Rich Man, Poor Man was adapted into a highly successful ABC television miniseries with six two-hour episodes which aired from February 1 to March 15, 1976. The series ranked third in the seasonal Nielsens and garnered 23 Emmy nominations. A further adaptation, which Shaw had very little to do with, Rich Man, Poor Man--Book II, aired from September 21, 1976, to March 8, 1977. This was not as successful as the first. There was a third sequel Beggar Man, Thief in 1978, which belatedly included the Jordaches' sister Gretchen who had been a prominent character in the original book.

His novel The Top of the Hill (1979) was made into a TV movie about the Winter Olympics at Lake Placid in 1980, starring Wayne Rogers, Adrienne Barbeau, and Sonny Bono.
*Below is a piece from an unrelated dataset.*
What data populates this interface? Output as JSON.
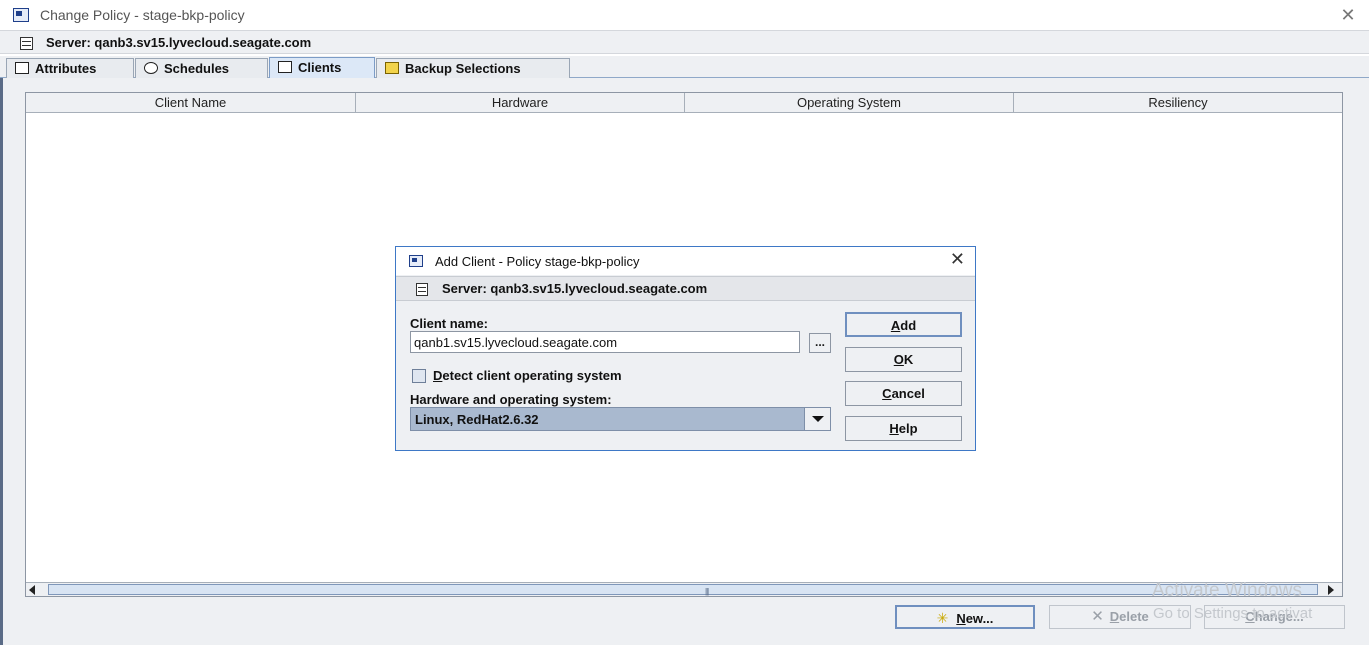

His last two novels were Bread Upon the Waters (1981), a realist novel dealing with the socioeconomic conditions of 20th-century New York, and Acceptable Losses (1982).

=== Short stories ===

Shaw was highly regarded as a short story author, contributing to Collier's, Esquire, The New Yorker, Playboy, The Saturday Evening Post, and other magazines; and 63 of his best stories were collected in Short Stories: Five Decades (Delacorte, 1978), reprinted in 2000 as a 784-page University of Chicago Press paperback. Among his noted short stories are: "Sailor Off The Bremen", "The Eighty-Yard Run", and "Tip On A Dead Jockey". Three of his stories ("The Girls in Their Summer Dresses", "The Monument", "The Man Who Married a French Wife") were dramatized for the PBS series Great Performances. Telecast on June 1, 1981. This production was released on DVD in 2002 by Kultur Video.

=== Awards ===
During his lifetime Shaw won a number of awards, including two O. Henry Awards, a National Institute of Arts and Letters grant, and three Playboy Awards.

== Major works ==

=== Novels ===
- The Young Lions (1948)
- The Troubled Air (1951)
- Lucy Crown (1956)
- A Preface and Four Seasons (1959) with five signed lithographs by the painter John Levee
- Two Weeks in Another Town (1960)
- Voices of a Summer Day (1965)
- Rich Man, Poor Man (1969/1970) (Portions of this novel first appeared in Playboy in a slightly different form.)
- Evening in Byzantium (1973)
- Night Work (1975)
- Beggarman, Thief (1977)
- The Top of the Hill (1979)
- Bread Upon the Waters (1981)
- Acceptable Losses (1982)

=== Plays ===
- Bury the Dead, New York, Ethel Barrymore Theatre, April 1936.
- Siege, New York, Longacre Theatre, December 1937.
- The Gentle People, New York, Belasco Theatre, January 1939.
- Quiet City New York, Belasco Theatre, March 1939.
- Retreat to Pleasure, New York, Belasco Theatre, 1940.
- Sons and Soldiers, New York, Morosco Theatre, May 1943.
- The Assassin, New York, National Theatre, October 1945.
- The Survivors, (with Peter Viertel) New York, Playhouse Theatre, January 1948.
- Children From Their Games, New York, Morosco Theatre, April 1963.
- A Choice of Wars, Glasgow, Scotland, Glasgow Citizens Theatre, 1967.